Última atualização: 31/05/2011 - Fonte: Controladoria Geral da União.

Questões ambientais
A versão original da via sofreu modificações em função da pressão dos órgãos de proteção do meio ambiente. É o que informa o engenheiro Marlus Muniz. Uma delas foi a inclusão das chamadas "passagens hidrodinâmicas". (Veja desenho abaixo.)
Ao longo dos 2,3 km da via que será erguida sobre o mangue, foram inseridos dez pontilhões, cinco em cada pista, cada um com 10 m de comprimento por 27 m de largura e com distância média de um para o outro de 500 m.
A função deles é permitir o escoamento das águas flu­­­viais, que ao saírem das galerias, se­­guem para as áreas baixas de mangue. "Sem essas pas­­­­­­­­­­­­­­sagens, a via funcionaria como uma barreira para as águas da chuva, podendo até colaborar para o alagamento de ruas da zona Sul, além do que a vegetação a leste da via fatalmente morreria", explica Marlus Muniz.

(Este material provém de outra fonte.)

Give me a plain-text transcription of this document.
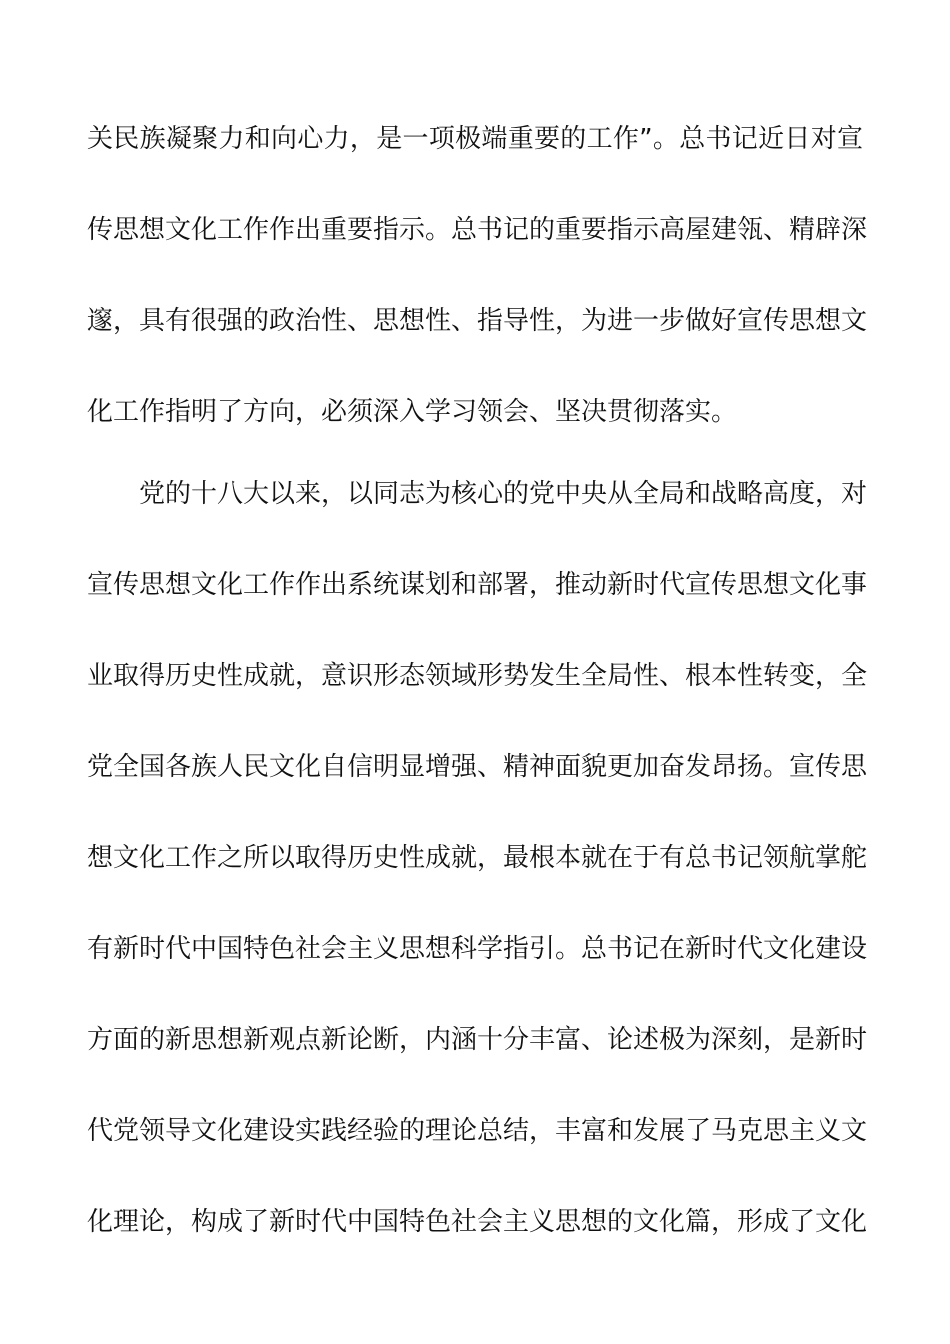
关民族凝聚力和向心力，是一项极端重要的工作”。总书记近日对宣
传思想文化工作作出重要指示。总书记的重要指示高屋建瓴、精辟深
邃，具有很强的政治性、思想性、指导性，为进一步做好宣传思想文
化工作指明了方向，必须深入学习领会、坚决贯彻落实。
党的十八大以来，以同志为核心的党中央从全局和战略高度，对
宣传思想文化工作作出系统谋划和部署，推动新时代宣传思想文化事
业取得历史性成就，意识形态领域形势发生全局性、根本性转变，全
党全国各族人民文化自信明显增强、精神面貌更加奋发昂扬。宣传思
想文化工作之所以取得历史性成就，最根本就在于有总书记领航掌舵
有新时代中国特色社会主义思想科学指引。总书记在新时代文化建设
方面的新思想新观点新论断，内涵十分丰富、论述极为深刻，是新时
代党领导文化建设实践经验的理论总结，丰富和发展了马克思主义文
化理论，构成了新时代中国特色社会主义思想的文化篇，形成了文化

Outro acréscimo ao projeto trata-se do gradil de proteção que será colocado por 4,3 km da pista Centro-Sul, principalmente pelo trecho que passa pelo manguezal. Sua função principal é evitar que pedestres passem para área verde e que objetos sejam jogados no mangue.
A prefeitura também se comprometeu junto ao Ministério Público e à Agência Pernambucana de Meio Ambiente e Recursos Hídricos de criar o Parque dos Manguezais em toda a área oeste por onde passa a Via Mangue. Seria uma reserva municipal de preservação permanente. De acordo com a presidente da URB, Débora Mendes, a criação deste parque, com seus 215 ha, serviria como forma de compensação pelo dano ambiental causado pela construção.
Comunidades reassentadas: ao todo, 936 famílias das comunidades indicadas na imagem estão cadastradas para ações de reassentamento
Prazos
A previsão da entrega da obra é o primeiro semestre de 2013. Segundo a construtora Queiroz Galvão, responsável pela empreitada, o pico do trabalho será entre abril e maio de 2012, quando serão gerados 600 empregos diretos. Os trabalhos foram iniciados com a colocação das fundações para a alça que sairá do viaduto Capitão Temudo. Neste primeiro momento, foram contratados 160 trabalhadores.
A prefeitura garante que não haverá descontinuidade na obra. A presidente da empresa municipal URB, Débora Mendes, informa que os recursos para toda a construção estão assegurados. Com todas as exigências ambientais, ela classifica como descabidas as críticas ao preço da obra.